A THOUSAND WORDS - Alex Waterhouse-Hayward's blog on pictures, plants, politics and whatever else is on his mind.




 

Wednesday, October 24, 2007


My Norman 200B is so important in my photographic life that I have three of them. All three are at least 25 years old or more. There are all kinds of stories that photographers tell (or at least they used to tell when there were enough of them for a friendly beer quorum) about being in the middle of Alberta on an annual report (when forestry companies were rich enough to have annual reports). They recount of a sudden loss of power in mid shoot of one's rented studio lights. What to do? And then the photographer remembers that there is a little case in the car, or back in the hotel with a Norman 200B. Salvation is at hand and the assignment is successfully finished. Which proves that a small light can go places if it works all the time.
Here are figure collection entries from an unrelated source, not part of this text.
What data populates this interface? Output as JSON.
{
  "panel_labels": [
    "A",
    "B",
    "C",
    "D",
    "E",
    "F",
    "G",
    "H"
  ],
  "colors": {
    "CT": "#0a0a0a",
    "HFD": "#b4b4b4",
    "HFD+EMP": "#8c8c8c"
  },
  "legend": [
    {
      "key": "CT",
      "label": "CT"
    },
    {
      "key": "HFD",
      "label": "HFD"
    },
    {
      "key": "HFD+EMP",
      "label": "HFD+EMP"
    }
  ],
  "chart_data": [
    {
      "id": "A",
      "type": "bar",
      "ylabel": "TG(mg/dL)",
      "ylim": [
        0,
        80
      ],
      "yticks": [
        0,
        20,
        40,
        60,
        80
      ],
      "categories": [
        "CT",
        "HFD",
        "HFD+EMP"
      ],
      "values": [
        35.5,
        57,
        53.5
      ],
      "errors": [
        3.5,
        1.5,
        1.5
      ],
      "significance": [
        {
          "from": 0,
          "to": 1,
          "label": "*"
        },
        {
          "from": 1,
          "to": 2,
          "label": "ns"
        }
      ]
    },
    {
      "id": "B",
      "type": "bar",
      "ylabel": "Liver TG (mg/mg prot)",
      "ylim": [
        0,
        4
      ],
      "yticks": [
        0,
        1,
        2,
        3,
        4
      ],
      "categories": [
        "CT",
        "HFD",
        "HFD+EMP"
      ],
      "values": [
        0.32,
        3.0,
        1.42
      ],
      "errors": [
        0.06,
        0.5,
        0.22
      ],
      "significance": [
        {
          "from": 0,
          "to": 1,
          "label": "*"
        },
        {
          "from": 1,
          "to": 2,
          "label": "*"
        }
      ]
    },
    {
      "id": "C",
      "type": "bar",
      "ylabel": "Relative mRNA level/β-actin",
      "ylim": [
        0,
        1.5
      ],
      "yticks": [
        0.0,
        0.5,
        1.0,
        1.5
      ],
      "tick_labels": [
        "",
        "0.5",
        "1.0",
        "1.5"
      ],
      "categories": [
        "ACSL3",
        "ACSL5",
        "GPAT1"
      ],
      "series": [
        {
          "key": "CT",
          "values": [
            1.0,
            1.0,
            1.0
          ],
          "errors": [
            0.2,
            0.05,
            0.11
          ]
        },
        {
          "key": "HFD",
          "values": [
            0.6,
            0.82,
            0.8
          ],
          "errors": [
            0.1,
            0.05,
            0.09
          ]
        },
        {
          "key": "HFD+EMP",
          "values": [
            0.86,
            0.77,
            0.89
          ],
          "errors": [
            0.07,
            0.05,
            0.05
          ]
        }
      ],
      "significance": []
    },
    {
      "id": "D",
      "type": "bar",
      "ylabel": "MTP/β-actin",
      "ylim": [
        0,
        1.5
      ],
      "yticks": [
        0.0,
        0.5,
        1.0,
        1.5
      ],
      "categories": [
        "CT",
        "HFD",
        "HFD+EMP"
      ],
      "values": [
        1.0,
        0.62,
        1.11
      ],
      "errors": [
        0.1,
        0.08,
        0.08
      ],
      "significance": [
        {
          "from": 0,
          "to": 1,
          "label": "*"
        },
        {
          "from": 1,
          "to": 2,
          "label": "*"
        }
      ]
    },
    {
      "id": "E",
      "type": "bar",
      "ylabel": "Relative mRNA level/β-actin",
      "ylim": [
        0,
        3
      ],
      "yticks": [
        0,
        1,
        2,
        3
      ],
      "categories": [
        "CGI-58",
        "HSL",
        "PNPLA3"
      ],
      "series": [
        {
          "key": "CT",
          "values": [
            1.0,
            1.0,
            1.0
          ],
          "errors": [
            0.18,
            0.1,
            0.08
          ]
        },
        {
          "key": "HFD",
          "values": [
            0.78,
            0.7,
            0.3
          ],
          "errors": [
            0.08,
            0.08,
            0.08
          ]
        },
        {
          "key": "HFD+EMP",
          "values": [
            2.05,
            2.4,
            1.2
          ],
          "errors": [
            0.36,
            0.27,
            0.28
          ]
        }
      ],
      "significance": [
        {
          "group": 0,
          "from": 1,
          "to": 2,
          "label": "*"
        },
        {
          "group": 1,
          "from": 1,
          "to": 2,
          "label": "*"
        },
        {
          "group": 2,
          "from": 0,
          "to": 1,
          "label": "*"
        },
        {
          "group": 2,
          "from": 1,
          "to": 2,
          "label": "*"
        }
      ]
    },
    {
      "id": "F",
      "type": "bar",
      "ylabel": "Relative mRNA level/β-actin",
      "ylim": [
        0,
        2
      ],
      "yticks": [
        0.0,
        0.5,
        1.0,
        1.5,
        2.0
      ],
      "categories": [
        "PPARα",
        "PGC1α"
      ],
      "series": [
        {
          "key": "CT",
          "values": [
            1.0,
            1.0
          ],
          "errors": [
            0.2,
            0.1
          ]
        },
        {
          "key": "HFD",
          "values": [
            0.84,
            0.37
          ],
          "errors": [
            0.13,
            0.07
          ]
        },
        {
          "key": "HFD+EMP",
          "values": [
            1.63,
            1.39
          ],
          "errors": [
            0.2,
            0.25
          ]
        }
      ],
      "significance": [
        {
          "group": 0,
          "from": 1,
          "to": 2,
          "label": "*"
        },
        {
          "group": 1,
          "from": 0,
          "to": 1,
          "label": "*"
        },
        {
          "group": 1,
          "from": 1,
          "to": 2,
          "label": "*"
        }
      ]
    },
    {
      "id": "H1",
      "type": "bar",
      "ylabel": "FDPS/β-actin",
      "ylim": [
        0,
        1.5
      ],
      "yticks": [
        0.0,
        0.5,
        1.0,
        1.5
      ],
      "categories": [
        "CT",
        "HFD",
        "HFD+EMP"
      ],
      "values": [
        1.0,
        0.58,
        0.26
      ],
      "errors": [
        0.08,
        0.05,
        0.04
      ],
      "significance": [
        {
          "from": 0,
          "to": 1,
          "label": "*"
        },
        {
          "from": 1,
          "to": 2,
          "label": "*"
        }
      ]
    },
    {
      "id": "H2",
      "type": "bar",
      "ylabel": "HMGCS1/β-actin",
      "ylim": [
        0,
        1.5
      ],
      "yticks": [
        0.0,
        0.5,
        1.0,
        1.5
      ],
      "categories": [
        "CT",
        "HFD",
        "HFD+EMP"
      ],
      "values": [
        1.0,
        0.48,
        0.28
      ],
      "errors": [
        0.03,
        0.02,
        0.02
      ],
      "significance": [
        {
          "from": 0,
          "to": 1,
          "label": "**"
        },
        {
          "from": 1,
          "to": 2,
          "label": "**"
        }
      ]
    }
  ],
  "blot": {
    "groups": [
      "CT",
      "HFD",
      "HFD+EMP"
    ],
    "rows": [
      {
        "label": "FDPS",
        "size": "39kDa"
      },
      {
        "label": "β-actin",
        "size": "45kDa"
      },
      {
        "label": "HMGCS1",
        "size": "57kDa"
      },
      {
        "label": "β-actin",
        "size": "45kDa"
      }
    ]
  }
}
My Norman 200B (actually a pair of them in a metal photo case) has come to the rescue. In May I broke my left elbow. I have been unable to stretch out my left arm completely. My therapist measures the angle by subtracting from 180 degrees. A month and a half ago I was at 27 degrees. With Torquemada type techniques they got that down to 22. But now Maureen my therapist at VGH is measuring 18 and 17 with her special protractor. She looks at me and smiles, "Norman is helping lots." For the last month I have been walking around the block twice a day and wherever I go I carry my metal case containing the two Normans. Maureen suspects that intermittent exercise makes no difference if measured in minutes. But walking with the Normans over longer periods of time is making that difference.

The average person seeing the picture here, that I took of Rebecca in Rosemary's kitchen garden in August, would not suspect that I used an artificial light. But I did. It is lit by a Norman 200B inside a 3x4 ft softbox (it's like a tent) and the sun while present was playing second fiddle.



I never became an engineer because I failed electricity in university. My bête noire was my inability to differentiate among resistance, inductance and capacitance. Little I was to know then that some day I would come to understand exactly what capacitance is all about and that what makes my Normans great battery-powered flashes is that they have dependably tough capacitors.